If you invest in any good quality olive oil it's wise to know how to store it to keep it at its freshest. We use the knowledge we've gained from our Italian friends who've grown their own olives for centuries - and who help us with our olive harvest every year - to explain how important storing olive oil properly is.
Our cold-stone-pressed olive oil looks like pea soup as it comes off the presses.
The minute olives are taken from the tree, even if the harvest is completely unmechanised, as ours is, they begin to decompose. The process of stripping from the trees, de-leafing, removing other debris, crating and taking to the mill all have an effect on the fruit.
The more quickly it's done the better. Our olives get to the local mill to be pressed into oil within twenty-four hours of picking.
Gathering the olives is hard work! Cath in our olive grove at harvest time.
There's a saying in this part of Italy that there are three main enemies of olive oil : heat, air and light. To maintain its freshness and flavour, the oil must be protected from all three from the moment the olives are taken from the trees.
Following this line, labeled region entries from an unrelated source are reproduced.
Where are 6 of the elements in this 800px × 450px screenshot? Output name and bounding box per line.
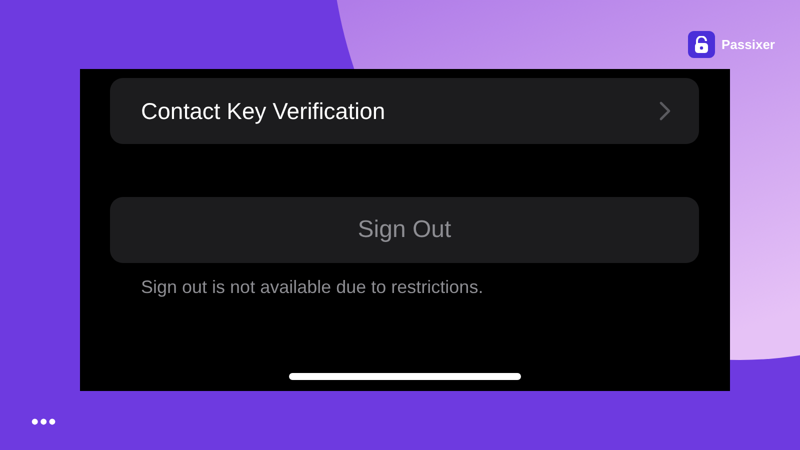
more-menu[interactable]: ••• — [31, 412, 58, 432]
restriction-note: Sign out is not available due to restrictions. — [141, 277, 484, 298]
padlock-icon — [688, 31, 714, 58]
chevron-icon — [659, 101, 671, 121]
brand-name: Passixer — [722, 36, 775, 54]
settings-row[interactable]: Contact Key Verification — [110, 78, 699, 144]
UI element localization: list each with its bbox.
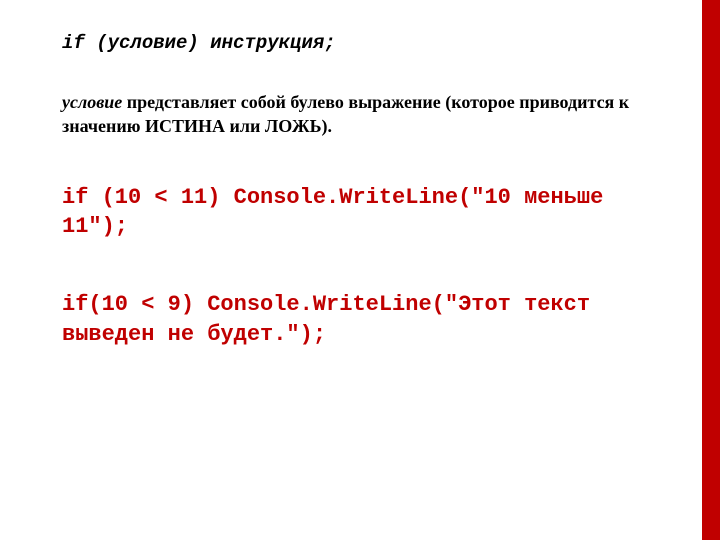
description-italic: условие	[62, 92, 122, 112]
slide-content: if (условие) инструкция; условие предста…	[0, 0, 720, 540]
red-accent-bar	[702, 0, 720, 540]
description-text: условие представляет собой булево выраже…	[62, 90, 670, 139]
code-example-2: if(10 < 9) Console.WriteLine("Этот текст…	[62, 290, 670, 349]
code-example-1: if (10 < 11) Console.WriteLine("10 меньш…	[62, 183, 670, 242]
description-rest: представляет собой булево выражение (кот…	[62, 92, 629, 136]
if-syntax: if (условие) инструкция;	[62, 32, 670, 54]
For our olives we can control that process to a large extent. The olives are picked when the chances of rain are low to nil and kept in as cool and dark a place as possible as soon as they come off the trees (our garage, in fact!). To prevent air damage, they're milled very quickly.
Commercial producers also try to imitate this speed to avoid degeneration of the oil, although the period of time between the olives being picked and the oil appearing on supermarket shelves is far, far longer - so the oil is likely to be much less fresh even before you buy it.
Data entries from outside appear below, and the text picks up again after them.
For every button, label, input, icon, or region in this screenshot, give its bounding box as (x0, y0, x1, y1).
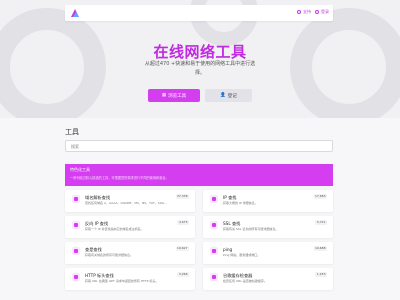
tool-card-description: 获取有关 SSL 证书的所有可能详细信息。 (223, 226, 279, 231)
usage-count-badge: 1,253 (315, 271, 327, 277)
tool-card-description: 查找任何域名 A、AAAA、CNAME、MX、NS、TXT、SOA... (85, 200, 167, 205)
browse-tools-label: 浏览工具 (168, 93, 187, 99)
tool-card-description: 获取有关域名的所有可能详细信息。 (85, 252, 134, 257)
usage-count-badge: 5,721 (315, 219, 327, 225)
whois-lookup-icon (72, 247, 80, 255)
tool-card-description: 获取一个 IP 并查找指向它的域名或主机名。 (85, 226, 144, 231)
featured-tools-banner[interactable]: 特色化工具 一系列经过精心挑选的工具，可根据您的需求进行不同的使用和组合。 (65, 164, 333, 186)
hero-subtitle: 从超过470 +快速和易于使用的网络工具中进行选择。 (144, 61, 256, 76)
banner-description: 一系列经过精心挑选的工具，可根据您的需求进行不同的使用和组合。 (70, 176, 169, 180)
usage-count-badge: 3,266 (177, 271, 189, 277)
tool-card[interactable]: HTTP 标头查找 获取 URL 在典型 GET 请求中返回的所有 HTTP 标… (65, 268, 195, 290)
ip-lookup-icon (210, 195, 218, 203)
usage-count-badge: 37,338 (175, 193, 189, 199)
usage-count-badge: 19,688 (313, 245, 327, 251)
tool-card-description: Ping 网站、服务器或端口。 (223, 252, 261, 257)
user-plus-icon: 👤 (220, 93, 226, 98)
background-decoration (290, 8, 400, 118)
tool-card-title: ping (223, 246, 233, 252)
tool-card[interactable]: 反向 IP 查找 获取一个 IP 并查找指向它的域名或主机名。 4,675 (65, 216, 195, 238)
tool-card-description: 检查任何 URL 是否被谷歌缓存。 (223, 278, 267, 283)
login-label: 登录 (321, 9, 329, 14)
browse-tools-button[interactable]: ▦ 浏览工具 (148, 89, 200, 102)
support-link[interactable]: 支持 (297, 9, 311, 15)
register-button[interactable]: 👤 登记 (205, 89, 252, 102)
tool-card[interactable]: IP 查找 获取大概的 IP 详细信息。 17,683 (203, 190, 333, 212)
reverse-ip-icon (72, 221, 80, 229)
banner-title: 特色化工具 (70, 167, 90, 172)
tools-section-title: 工具 (65, 128, 79, 136)
tool-card-description: 获取大概的 IP 详细信息。 (223, 200, 258, 205)
background-decoration (0, 8, 106, 118)
tool-card[interactable]: SSL 查找 获取有关 SSL 证书的所有可能详细信息。 5,721 (203, 216, 333, 238)
tool-card[interactable]: ping Ping 网站、服务器或端口。 19,688 (203, 242, 333, 264)
hero-title: 在线网络工具 (153, 43, 247, 61)
usage-count-badge: 19,627 (175, 245, 189, 251)
search-input[interactable] (65, 140, 333, 152)
login-icon (315, 10, 319, 14)
grid-icon: ▦ (161, 93, 167, 98)
logo-icon[interactable] (69, 7, 81, 19)
ping-icon (210, 247, 218, 255)
support-icon (297, 10, 301, 14)
ssl-lookup-icon (210, 221, 218, 229)
google-cache-icon (210, 273, 218, 281)
tool-card[interactable]: 查是查找 获取有关域名的所有可能详细信息。 19,627 (65, 242, 195, 264)
register-label: 登记 (227, 93, 237, 99)
tool-card[interactable]: 谷歌缓存检查器 检查任何 URL 是否被谷歌缓存。 1,253 (203, 268, 333, 290)
usage-count-badge: 4,675 (177, 219, 189, 225)
usage-count-badge: 17,683 (313, 193, 327, 199)
tool-card-description: 获取 URL 在典型 GET 请求中返回的所有 HTTP 标头。 (85, 278, 159, 283)
support-label: 支持 (303, 9, 311, 14)
http-headers-icon (72, 273, 80, 281)
dns-lookup-icon (72, 195, 80, 203)
login-link[interactable]: 登录 (315, 9, 329, 15)
navbar: 支持 登录 (65, 5, 333, 21)
tool-card[interactable]: 域名解析查找 查找任何域名 A、AAAA、CNAME、MX、NS、TXT、SOA… (65, 190, 195, 212)
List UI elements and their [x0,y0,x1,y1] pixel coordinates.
A few of our olives, freshly picked and about to be transported to the mill.
Once the milling process is finished and the beautiful, green oil starts to come out of the tap, it must be kept cool, dark and in as airtight conditions as possible.
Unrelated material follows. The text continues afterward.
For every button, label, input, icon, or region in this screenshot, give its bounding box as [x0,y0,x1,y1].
For that reason, we out it straight into our large, stainless steel containers. These are very easily cleaned, dark - obviously - and airtight. There is a tight bung on the top which is not opened until the churn is empty. The oil is taken out via a tap in the bottom.
The oil is then kept in a cool place -we have a special room called a "cantina" - until we're ready to use it. At that point, it's tapped off into containers.
Our oil as it comes out of the mill. Notice the large, stainless steel container.
The same conditions we keep oil in from the moment we pick the olives is exactly what we should all be aiming at when we're storing olive oil in the kitchen, and when we take it to the table.
We're lucky - we have ultra-fresh, cold stone-pressed oil available to us at the point of milling. There is really nothing like the taste of Italian olive oil within the first few days of milling.
Unless you have your own olive grove, though, you won't have the same luxury. By the time you buy it, no matter how fresh it's claimed to be, it will have gone through commercial processing including often many thousands of miles of transportation, a long time sitting in warehouses and then being stored on the shelves of shops.
The answer? Whether it's Californian, Greek, Spanish or Italian olive oil - buy the freshest you can. Look for a green, rather than a yellow, oil, and make sure you store it properly. Here's how.
Ceramic looks pretty, but since we've lived here and learned a lot from local people, we have gone for stainless steel. It's a little more functional looking but it is very easy to keep clean, it keeps the oil dark and it's probably the best type of container for maintaining its cool.
This type of container is ideal - and stylish at the same time.